Yara duduk termenung di atap rumah sakit. Rokok yang berada diantara jari telunjuk dan jari tengahnya masih menyala, hampir habis. Sudah rokok ke tiga sejak dia duduk disini.
Kepindahannya ke Bali dua tahu lalu, bukan semata-mata hanya karena pekerjaan. Tapi juga ingin meraih kebebasan di pulau yang banyak dikunjungi oleh orang asing ini.
Memakai hot pants tanpa ada yang memarahi. Berenang hanya menggunakan bikini, tanpa ada yang menceramahi. Merokok tanpa takut ada yang menganggu.
Yara tidak minum alkohol, tenang saja. Dia juga tidak melakukan sex bebas seperti pikiran kalian. Yah, meskipun dia sudah tidak perawan lagi.
Hembusan angin membuat rambut panjangnya yang tergerai berkibar, sedikit menutupi wajahnya. Yara menunduk, menatap sisa putung rokok yang sudah mati.

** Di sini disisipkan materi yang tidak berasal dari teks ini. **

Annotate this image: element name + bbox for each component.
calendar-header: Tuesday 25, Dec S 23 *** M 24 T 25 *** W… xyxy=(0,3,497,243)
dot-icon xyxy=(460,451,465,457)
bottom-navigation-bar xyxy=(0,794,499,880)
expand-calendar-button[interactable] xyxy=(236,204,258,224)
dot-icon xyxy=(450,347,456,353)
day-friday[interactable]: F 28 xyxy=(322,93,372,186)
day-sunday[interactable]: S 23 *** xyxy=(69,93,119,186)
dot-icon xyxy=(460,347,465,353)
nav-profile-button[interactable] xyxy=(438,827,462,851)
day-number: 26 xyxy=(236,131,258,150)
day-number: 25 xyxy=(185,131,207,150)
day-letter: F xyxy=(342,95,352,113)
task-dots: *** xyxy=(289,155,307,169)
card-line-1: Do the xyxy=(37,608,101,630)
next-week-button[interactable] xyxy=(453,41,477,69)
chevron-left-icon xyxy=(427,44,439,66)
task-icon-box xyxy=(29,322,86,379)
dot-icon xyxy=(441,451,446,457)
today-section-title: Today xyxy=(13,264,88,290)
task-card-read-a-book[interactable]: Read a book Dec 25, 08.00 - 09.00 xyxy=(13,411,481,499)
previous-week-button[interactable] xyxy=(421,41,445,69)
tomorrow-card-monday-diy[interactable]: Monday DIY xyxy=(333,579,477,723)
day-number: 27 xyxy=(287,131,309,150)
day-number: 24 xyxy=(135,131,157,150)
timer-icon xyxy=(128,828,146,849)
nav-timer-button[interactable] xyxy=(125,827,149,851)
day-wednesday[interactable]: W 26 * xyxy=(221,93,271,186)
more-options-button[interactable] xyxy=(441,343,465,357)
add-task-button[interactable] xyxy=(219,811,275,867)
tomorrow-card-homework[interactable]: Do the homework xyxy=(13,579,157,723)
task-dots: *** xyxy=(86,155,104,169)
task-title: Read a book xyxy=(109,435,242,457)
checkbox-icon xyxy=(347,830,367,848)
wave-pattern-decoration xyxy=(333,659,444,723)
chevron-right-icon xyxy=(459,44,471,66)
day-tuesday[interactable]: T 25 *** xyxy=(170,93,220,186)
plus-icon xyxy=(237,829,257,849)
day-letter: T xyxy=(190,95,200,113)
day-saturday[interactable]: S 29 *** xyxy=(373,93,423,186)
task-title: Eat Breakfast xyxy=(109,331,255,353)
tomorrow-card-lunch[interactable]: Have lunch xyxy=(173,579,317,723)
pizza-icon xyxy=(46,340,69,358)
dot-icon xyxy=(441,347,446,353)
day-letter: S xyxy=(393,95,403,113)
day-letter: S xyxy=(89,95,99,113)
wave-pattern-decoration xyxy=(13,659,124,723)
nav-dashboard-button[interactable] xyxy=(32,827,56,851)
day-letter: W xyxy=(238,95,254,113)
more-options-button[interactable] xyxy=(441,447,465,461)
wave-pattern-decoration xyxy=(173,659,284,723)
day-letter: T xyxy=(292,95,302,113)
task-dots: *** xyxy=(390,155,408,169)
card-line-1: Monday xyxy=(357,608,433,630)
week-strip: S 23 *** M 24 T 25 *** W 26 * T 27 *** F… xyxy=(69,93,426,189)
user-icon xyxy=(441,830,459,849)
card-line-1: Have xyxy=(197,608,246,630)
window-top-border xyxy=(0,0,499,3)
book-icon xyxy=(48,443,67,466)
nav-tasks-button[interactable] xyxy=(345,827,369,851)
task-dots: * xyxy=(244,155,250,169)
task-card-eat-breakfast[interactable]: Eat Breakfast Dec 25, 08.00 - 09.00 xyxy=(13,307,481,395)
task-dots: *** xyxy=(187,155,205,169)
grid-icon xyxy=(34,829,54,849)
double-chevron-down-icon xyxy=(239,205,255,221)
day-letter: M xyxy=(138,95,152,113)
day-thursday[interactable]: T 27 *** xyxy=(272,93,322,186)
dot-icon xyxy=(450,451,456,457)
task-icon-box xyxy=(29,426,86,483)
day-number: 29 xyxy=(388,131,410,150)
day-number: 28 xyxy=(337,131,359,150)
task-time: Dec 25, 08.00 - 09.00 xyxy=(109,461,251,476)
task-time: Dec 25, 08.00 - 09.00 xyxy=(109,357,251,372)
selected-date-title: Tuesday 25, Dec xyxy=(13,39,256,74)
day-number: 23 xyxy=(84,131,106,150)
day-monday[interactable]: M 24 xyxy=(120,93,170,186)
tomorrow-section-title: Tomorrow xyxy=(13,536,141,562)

"Kenapa melamun disini sendiri?"
Yara menegakan tubuhnya yang menegang mendengar suara itu. Tujuannya pidah dan mencari pekerjaan di Bali, bukan hanya untuk menjaga jarang dengan keluarganya. Tapi juga dengan seseorang yang kini duduk di samping Yara.
"Jangan pedulikan aku."
Pria itu tersenyum tipis. Kemudian menarik pergelangan tangan wanita itu untuk mengambil ikat rambut yang melingkar di sana.
"Kau cantik dengan rambut panjang, tapi ini terlalu panjang sampai menutupi wajah cantikmu." Ujarnya sambil mengikat rambut Yara penuh perhatian.
Yara bisa merasakan dadanya bergemuruh. Marah, kecewa, sakit hati dan juga rindu yang datang tanpa tahu malu. Tangannya yang terkepal menepis tangan pria itu kasar. Membuat pria itu terkejut kemudian memandang Yara sendu.
"Dokter Hatala, saya sudah bilang. Jangan pedulikan saya." Yara tidak bisa lagi menahan amarahnya, hingga tanpa sadar suaranya meninggi.
Dia berharap dengan pidah ke pulau dewata ini semuanya akan lebih baik. Mungkin awalnya seperti itu, tapi tidak dengan hari ini.
Beberapa hari lalu, perutnya yang pernah dioperasi tahun lalu terasa sakit kembali. Jadi dia datang untuk periksa, takut akan jadi masalah kesehatan lain. Cukup dirinya kesusahan selama pemulihan pasca operasi karen harus melakukan semuanya sendiri.
Meskipun ada Naina, teman kantornya yang berkenan membantunya. Tapi bagaimanapun Naina harus bekerja dan pulang kerumahnya sendiri, jadi sisanya mau tidak mau Yara harus melakukan ini itu sendiri.
Bukannya mendapatkan penawar rasa sakitnya, Yara justru bertemu luka lamanya. Mengaga, dan membuatnya kembali basah karena kenangan yang melintas diingatannya.
"Yara, aku.."
Hatala berusaha meraih lengan wanita yang mulai berjalan menjauhinya, namun gagal. Yara sudah berlari dengan cepat, meninggalkannya.
***
Sepulangnya dari rumah sakit, Yara langsung bergegas menuju rumahnya. Membersihkan diri dan bergulung didalam selimut. Jam sudah menunjukan pukul delapan malam, hampir melewatkan makan malamnya.Yara menolehkan kepalanya saat mendengar pintu kamarnya terbuka.
"Ajik, ada apa?"
Pria paruh baya yang di panggil Ajik itu tersenyum.
"Ajik sudah ketuk pintu kamu, tapi ngga ada jawaban. Jadi, Ajik kira kamu udah tidur." Ucapnya sembari mendekati putrinya.
Yara bahkan tidak sadar dia melamun sampai tidak mendengar apapun.
"Ayo, turun. Kamu belum makan malam kan? Ajik juga belum makan, makan malam bersama. Ya?" Ujarnya sembari membelai rambut putrinya lembut.